Eine Rolle spielt wohl ihre Unterkunft, die meisten leben oder lebten zumindest mal in einer Unterkunft auf Könizer Gemeindegebiet. Wichtig sind weiter persönliche Bekanntschaften, plötzlich kommt der Kollege und später der Kollege vom Kollegen mit. Wobei: Wie genau die Asylsuchenden in die Kapelle fänden, sei von aussen nicht immer nachvollziehbar, relativiert Stähli. Und macht gleichzeitig klar, dass die Gruppe keine fixe Grösse ist, es immer wieder zu Wechseln kommt.

«Unser Pfarrer ist auch offen, spricht die Leute auf der Strasse an», fährt Stähli fort. Um gleich nochmals zu relativieren und so voreiligen Schlüssen zuvorzukommen: Nein, ums Missionieren gehe es nicht. Seine Kirche wolle den Asylsuchenden vielmehr eine Heimat, einen Zugang zur Schweiz und zu den Schweizern bieten.

«Die Asylbewerber vermissen bei uns die Grossfamilie.»Ueli Stähli

Stähli erinnert daran, dass sie neben der Bibelstunde regelmässig auch den Gottesdienst besuchen und dort auf die Predigtgänger treffen: «In ihrer Kultur ist die Grossfamilie zentral, und die vermissen sie bei uns.» Ihnen sei völlig fremd, dass sich die Freizeit hierzulande vor allem im kleinen Kreis abspiele.

Schon früher in Kontakt

Trotzdem. Ob sich mit dem Bekenntnis zum Christentum nicht auch die Hoffnung verbindet, im Asylverfahren von vornherein bessere Chancen zu haben? Wieder ist es Stähli, der erklärt, dass von den neun kaum einer mehr in die alte Heimat zurückkehren könnte, ohne ernsthafte Probleme zu bekommen.
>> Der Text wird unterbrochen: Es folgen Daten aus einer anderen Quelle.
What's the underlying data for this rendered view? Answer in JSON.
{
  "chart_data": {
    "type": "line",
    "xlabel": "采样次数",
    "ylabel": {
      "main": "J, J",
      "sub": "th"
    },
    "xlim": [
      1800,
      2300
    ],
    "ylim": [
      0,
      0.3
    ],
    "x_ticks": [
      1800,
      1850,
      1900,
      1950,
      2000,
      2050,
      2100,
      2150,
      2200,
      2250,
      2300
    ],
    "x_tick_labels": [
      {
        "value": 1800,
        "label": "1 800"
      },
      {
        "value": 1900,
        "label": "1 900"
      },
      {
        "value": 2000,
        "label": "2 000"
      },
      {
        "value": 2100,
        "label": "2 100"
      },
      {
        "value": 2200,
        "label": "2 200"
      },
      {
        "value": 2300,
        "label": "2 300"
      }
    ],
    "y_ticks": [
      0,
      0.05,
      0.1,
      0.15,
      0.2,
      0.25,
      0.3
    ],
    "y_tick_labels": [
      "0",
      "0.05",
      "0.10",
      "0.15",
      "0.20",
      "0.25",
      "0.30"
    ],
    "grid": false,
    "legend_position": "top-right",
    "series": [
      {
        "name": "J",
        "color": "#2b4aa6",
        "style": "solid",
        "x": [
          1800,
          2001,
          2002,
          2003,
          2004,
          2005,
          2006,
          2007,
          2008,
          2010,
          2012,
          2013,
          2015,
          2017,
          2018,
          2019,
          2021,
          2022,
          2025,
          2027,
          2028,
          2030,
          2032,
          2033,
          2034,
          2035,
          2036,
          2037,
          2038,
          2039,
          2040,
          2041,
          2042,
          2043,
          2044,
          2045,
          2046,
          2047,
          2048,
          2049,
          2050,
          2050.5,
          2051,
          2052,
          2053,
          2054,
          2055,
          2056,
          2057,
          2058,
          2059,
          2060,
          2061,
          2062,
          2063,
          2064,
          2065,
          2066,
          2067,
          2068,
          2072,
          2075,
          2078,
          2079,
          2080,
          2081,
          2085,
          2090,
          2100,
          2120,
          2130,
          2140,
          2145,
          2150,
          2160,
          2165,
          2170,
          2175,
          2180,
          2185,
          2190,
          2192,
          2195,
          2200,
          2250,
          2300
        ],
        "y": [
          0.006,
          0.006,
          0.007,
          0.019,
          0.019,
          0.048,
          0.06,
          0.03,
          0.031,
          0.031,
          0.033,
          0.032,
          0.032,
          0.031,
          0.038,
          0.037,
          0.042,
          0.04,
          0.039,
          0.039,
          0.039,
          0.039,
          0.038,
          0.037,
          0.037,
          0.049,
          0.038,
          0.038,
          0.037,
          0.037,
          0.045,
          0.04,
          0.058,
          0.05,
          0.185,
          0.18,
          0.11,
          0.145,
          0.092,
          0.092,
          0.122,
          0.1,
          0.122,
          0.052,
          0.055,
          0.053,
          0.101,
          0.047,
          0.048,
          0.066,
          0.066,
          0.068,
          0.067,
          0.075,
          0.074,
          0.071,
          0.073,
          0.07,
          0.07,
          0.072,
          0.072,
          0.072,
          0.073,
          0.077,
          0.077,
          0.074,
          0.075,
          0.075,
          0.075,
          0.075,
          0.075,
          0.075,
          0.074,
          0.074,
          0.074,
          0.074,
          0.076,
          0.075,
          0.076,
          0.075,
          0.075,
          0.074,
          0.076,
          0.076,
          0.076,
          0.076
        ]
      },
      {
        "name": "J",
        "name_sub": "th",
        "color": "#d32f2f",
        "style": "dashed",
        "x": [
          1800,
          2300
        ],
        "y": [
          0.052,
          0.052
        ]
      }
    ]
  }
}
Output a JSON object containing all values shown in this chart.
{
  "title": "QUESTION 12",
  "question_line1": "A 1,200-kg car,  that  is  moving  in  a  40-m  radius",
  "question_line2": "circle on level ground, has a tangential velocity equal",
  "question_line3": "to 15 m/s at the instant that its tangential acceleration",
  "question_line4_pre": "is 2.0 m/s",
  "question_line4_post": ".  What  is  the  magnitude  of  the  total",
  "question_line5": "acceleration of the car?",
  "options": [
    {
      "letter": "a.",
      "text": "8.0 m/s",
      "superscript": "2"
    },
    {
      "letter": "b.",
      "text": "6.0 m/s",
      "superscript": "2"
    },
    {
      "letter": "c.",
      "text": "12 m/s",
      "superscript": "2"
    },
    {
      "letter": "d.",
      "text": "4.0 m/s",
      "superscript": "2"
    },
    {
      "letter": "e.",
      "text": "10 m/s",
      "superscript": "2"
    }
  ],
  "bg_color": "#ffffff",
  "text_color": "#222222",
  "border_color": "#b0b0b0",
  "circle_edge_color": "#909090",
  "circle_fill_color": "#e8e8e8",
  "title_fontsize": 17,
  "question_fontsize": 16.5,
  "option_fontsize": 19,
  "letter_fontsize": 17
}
Gleichzeitig sagt er aber auch, dass viele mit dem Glauben nicht erst in seiner Kirche in Kontakt gekommen seien. Auf eine entsprechende Frage in die Runde bleibt es wie so oft an diesem Abend länger still. Bis einer doch noch erzählt: Ja, er habe schon zu Hause im Iran einen christlichen Hauskreis besucht. Und ein anderer ergänzt: Den ersten Christen habe er noch während der Flucht in der Türkei getroffen.

Die Hoffnung auf einen generellen Vorteil wäre ohnehin vergebens. Nicht nur, weil der Bund jeden Fall einzeln prüft und dabei die Religion zwar berücksichtigt, aber nicht als einziges Kriterium gelten lässt. Auch der Europäische Gerichtshof für Menschenrechte machte letztes Jahr klar, dass nur der Wechsel vom Islam zum Christentum keinen Asylgrund darstellt.

In diesem Sinne stützte er einen Entscheid der Schweiz, die einen bekehrten Iraner zurückschicken wollte: Der Betroffene sei nur ein gewöhnliches Gemeindemitglied und habe sich als Christ nicht exponiert, heisst es dazu im Urteil. So müsse man nicht damit rechnen, dass er in der alten Heimat als abgefallener Muslim bekannt sei.

David statt Mohammed

Die jungen Männer im Säli dagegen dürften in ihrer Vergangenheit kaum so unauffällig gewesen sein. Zumindest einzelne nicht – wieder ergreift an ihrer Stelle Stähli das Wort, sagt, dass oft gerade Probleme mit der muslimischen Elite der Grund für die Flucht seien.

Wie bei jenem, der sich an der Vorschrift stiess, in langen Hosen baden zu müssen. Und bei jenem, der Fragen zum Islam stellte, zuerst vom Imam abgewimmelt – und dann regelrecht aus der Moschee getrieben wurde. «Sie haben mit dem Islam abgeschlossen.»

Das ist zum Teil sehr augenfällig in dieser Runde in Schlatt. Unübersehbar trägt einer ein Kreuz um den Hals, das christliche Symbol schlechthin. Ein anderer hat den Bruch über seinen Namen vollzogen. Statt Mohammed wie der Prophet im Islam nennt er sich nun David.